Nas últimas décadas, o Brasil rural passou por uma revolução silenciosa, mas de impacto gigantesco: a produtividade no campo atingiu patamares históricos. Tecnologias de ponta, mecanização intensiva, biotecnologia e novas cadeias de produção tornaram obsoletos alguns dos argumentos mais repetidos por movimentos sociais, como o dos sem-terra, na década de 1990. Naquela época, a improdutividade era o principal combustível para as ocupações de fazendas. Propriedades que estavam “paradas” eram alvos legítimos – pelo menos no discurso – para fazer pressão por reforma agrária.

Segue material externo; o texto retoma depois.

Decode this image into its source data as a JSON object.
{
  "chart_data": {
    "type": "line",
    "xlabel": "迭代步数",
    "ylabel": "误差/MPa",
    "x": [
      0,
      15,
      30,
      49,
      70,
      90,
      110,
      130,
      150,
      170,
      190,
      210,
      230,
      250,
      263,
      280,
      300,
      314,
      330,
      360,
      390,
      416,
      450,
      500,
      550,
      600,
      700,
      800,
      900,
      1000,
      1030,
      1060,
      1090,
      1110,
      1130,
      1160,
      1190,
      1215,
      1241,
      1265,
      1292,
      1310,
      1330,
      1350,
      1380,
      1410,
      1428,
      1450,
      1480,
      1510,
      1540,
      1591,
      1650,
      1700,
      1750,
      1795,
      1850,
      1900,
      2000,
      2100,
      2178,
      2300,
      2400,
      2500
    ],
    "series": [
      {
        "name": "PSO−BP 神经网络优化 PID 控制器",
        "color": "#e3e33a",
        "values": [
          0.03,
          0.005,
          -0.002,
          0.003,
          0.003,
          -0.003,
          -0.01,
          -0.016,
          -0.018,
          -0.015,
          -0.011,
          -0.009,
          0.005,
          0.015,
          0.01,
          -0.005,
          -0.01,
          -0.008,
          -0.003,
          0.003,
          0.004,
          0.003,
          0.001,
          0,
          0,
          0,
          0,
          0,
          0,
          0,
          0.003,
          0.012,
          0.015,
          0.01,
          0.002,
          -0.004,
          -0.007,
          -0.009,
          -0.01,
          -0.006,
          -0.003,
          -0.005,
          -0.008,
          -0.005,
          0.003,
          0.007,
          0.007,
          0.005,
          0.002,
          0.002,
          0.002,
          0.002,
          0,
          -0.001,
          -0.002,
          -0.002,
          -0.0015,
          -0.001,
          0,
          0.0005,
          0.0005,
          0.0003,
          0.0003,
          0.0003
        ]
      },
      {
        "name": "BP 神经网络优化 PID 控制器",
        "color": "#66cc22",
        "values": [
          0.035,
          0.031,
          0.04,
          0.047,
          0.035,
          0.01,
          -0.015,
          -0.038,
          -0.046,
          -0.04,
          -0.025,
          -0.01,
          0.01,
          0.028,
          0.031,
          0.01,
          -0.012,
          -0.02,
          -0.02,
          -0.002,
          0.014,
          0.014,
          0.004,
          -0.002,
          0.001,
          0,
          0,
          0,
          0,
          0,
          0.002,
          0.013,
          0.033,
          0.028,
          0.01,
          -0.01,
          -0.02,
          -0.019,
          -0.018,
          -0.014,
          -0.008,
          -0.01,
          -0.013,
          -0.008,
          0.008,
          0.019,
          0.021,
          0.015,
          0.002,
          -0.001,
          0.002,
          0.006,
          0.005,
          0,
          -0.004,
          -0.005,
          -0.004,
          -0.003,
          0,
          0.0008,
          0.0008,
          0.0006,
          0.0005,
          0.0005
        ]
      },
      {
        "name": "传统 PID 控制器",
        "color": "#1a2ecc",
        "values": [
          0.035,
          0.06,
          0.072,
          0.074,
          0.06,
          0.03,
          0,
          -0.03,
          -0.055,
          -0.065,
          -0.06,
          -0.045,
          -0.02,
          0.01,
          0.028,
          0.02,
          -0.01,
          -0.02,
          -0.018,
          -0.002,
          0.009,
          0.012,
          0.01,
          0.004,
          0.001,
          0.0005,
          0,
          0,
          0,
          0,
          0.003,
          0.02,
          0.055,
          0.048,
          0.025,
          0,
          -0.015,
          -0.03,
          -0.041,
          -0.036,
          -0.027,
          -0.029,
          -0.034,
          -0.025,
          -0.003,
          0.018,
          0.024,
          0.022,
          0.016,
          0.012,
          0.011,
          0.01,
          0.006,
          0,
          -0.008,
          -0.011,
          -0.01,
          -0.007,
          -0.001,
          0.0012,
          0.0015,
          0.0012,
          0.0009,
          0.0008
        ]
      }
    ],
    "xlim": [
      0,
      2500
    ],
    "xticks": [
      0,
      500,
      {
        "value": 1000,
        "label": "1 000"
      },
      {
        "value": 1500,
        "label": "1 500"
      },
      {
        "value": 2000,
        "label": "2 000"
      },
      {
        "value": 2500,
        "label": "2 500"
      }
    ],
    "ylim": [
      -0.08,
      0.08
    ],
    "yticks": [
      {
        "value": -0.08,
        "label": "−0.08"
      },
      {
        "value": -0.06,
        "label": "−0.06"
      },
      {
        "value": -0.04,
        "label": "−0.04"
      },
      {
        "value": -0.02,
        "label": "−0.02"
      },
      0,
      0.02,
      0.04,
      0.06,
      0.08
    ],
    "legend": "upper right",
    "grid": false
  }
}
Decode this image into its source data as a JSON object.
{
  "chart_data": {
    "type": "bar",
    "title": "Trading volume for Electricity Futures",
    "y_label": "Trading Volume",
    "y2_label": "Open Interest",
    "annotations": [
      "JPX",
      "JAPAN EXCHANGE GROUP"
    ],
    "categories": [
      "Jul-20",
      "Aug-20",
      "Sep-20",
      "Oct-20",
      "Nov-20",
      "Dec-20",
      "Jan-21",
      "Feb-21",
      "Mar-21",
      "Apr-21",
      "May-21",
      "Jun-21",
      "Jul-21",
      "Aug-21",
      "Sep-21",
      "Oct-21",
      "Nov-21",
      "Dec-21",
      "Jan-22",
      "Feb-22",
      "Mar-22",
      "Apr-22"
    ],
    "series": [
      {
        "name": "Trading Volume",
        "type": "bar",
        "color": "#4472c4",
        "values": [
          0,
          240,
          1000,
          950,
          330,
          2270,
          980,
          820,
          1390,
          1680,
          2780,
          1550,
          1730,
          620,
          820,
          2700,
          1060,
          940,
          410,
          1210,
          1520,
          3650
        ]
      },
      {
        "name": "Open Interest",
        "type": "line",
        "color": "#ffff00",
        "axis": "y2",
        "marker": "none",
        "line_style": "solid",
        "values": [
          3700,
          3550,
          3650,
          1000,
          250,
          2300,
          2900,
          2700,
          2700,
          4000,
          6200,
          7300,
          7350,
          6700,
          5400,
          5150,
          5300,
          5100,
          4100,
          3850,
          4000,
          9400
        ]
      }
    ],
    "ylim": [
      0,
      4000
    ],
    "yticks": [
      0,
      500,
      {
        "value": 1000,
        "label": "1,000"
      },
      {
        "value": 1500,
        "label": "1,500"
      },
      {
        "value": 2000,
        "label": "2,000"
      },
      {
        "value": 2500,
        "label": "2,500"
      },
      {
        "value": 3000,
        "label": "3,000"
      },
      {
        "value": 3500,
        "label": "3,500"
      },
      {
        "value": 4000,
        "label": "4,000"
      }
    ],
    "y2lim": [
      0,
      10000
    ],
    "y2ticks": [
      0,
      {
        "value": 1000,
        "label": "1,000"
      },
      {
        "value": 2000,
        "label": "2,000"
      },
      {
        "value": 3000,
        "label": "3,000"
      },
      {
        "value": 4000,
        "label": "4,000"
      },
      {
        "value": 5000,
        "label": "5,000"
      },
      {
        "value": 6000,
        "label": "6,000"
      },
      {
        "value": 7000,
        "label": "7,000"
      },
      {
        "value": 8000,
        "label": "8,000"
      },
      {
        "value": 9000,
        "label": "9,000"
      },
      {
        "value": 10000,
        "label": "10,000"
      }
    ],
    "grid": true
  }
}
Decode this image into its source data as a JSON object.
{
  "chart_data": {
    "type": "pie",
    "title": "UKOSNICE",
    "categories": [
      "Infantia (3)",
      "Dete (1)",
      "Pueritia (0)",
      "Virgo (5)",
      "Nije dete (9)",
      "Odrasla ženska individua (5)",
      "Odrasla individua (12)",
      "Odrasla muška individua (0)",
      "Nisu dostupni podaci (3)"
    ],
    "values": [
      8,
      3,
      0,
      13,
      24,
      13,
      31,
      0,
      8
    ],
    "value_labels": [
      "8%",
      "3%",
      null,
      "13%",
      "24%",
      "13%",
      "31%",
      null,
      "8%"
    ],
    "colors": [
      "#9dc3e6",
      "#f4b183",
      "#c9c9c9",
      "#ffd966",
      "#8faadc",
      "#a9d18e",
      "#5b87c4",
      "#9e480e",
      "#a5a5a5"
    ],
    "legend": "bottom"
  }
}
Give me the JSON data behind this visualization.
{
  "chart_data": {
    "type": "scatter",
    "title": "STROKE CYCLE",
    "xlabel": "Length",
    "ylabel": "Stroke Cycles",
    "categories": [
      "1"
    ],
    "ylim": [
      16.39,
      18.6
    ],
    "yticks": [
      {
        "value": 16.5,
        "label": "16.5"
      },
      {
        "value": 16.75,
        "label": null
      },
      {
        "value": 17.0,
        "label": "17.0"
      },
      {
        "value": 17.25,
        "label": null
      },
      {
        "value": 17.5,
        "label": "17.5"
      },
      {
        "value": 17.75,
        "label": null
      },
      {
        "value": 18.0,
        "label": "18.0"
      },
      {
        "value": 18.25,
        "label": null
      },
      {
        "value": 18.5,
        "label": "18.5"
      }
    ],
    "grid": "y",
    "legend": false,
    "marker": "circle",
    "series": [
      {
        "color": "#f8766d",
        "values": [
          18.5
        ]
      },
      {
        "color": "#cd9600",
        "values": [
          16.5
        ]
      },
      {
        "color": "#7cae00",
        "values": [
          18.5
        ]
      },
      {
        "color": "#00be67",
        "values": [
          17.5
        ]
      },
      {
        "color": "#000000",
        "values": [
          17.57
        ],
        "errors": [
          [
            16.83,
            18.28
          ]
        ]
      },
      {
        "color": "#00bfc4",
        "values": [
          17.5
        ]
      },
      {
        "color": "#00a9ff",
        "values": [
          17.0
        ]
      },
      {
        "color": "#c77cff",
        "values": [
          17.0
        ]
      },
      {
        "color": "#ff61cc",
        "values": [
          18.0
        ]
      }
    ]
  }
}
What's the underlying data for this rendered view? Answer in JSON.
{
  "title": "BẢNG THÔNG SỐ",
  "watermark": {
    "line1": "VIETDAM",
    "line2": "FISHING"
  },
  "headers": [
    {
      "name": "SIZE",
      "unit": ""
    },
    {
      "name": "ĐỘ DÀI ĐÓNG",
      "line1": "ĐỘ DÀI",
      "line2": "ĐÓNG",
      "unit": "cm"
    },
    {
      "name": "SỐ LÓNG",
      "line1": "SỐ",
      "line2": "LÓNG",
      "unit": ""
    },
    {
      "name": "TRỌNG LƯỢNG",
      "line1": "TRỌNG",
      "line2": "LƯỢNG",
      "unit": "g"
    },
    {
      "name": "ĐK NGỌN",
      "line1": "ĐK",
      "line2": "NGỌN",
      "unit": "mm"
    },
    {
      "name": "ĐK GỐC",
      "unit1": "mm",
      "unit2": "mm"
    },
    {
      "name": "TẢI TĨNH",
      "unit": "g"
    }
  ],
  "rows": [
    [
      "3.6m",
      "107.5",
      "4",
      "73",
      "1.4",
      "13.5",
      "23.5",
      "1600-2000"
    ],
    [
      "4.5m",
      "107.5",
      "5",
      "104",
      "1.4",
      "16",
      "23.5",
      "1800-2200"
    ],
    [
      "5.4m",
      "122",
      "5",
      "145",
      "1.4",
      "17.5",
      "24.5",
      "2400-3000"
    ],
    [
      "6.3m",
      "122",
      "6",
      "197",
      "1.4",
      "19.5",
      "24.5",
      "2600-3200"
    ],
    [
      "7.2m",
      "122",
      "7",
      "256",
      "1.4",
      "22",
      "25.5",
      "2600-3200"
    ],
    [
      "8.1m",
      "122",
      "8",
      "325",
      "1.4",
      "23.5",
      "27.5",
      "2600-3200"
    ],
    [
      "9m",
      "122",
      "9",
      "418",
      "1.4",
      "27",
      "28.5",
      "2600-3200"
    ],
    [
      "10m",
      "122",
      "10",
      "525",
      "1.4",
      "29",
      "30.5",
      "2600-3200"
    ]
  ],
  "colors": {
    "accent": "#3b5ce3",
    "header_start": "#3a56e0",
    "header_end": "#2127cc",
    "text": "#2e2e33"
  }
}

Hoje, o cenário é outro. As propriedades que não produzem são exceções. Com a valorização das commodities agrícolas e o crescimento da demanda mundial por alimentos, praticamente qualquer hectare de terra fértil se tornou economicamente viável. Não só para plantar soja ou criar gado, como no passado. Há uma nova geografia agrícola que inclui culturas como trigo, sorgo, eucalipto e mandioca e atividades como a suinocultura e a avicultura industrial. O campo virou negócio – e um bom negócio.
Essa transformação reduziu drasticamente a margem para que movimentos sociais reivindiquem terras sob o argumento de que estão ociosas ou improdutivas. Mesmo a retenção de grandes áreas para especulação imobiliária, que já foi um problema relevante, praticamente desapareceu. Quem tem terra, explora. E quem explora, gera emprego, paga impostos e movimenta a economia, além de, em muitos casos, estabelecer parcerias com a comunidade local e contribuir com infraestrutura e serviços.
Reportagem desta edição mostra um exemplo claro dessa nova realidade: uma fazenda extremamente produtiva, com papel fundamental na recuperação judicial de uma grande empresa, que, ainda assim, entrou na mira do movimento dos sem-terra. Trata-se de uma propriedade que cumpre sua função social com excelência, mas que, paradoxalmente, está sendo tratada como se fosse uma terra abandonada ou sem utilidade social. Isso revela um descompasso entre a retórica de alguns movimentos e a realidade do campo brasileiro.
Não se trata aqui de negar a importância histórica da reforma agrária ou o direito de grupos sociais de reivindicar melhores condições de vida. Mas é preciso reconhecer que o País mudou e que a política de acesso à terra precisa acompanhar essa mudança. Se o governo federal ainda pretende investir em reforma agrária, esse projeto precisa ser repensado, ganhar nova roupagem. É hora de se falar em uma “reforma agrária 2.0”.
Esse novo modelo não pode se basear apenas na distribuição de terras, mas deve envolver acesso a crédito, assistência técnica, logística, mercado e, acima de tudo, integração com a economia moderna do agronegócio. Não faz sentido redistribuir terras se os beneficiários não tiverem condições reais de transformá-las em unidades produtivas e sustentáveis. O fracasso de muitos assentamentos passados prova isso.
Por fim, é preciso retomar o verdadeiro significado do termo “função social”. Produzir alimentos, empregar pessoas, cuidar do meio ambiente e investir na comunidade também são atos sociais. A palavra “social” não pode ser sequestrada por discursos ideológicos. O campo brasileiro não é mais o mesmo, e os discursos sobre ele também precisam evoluir.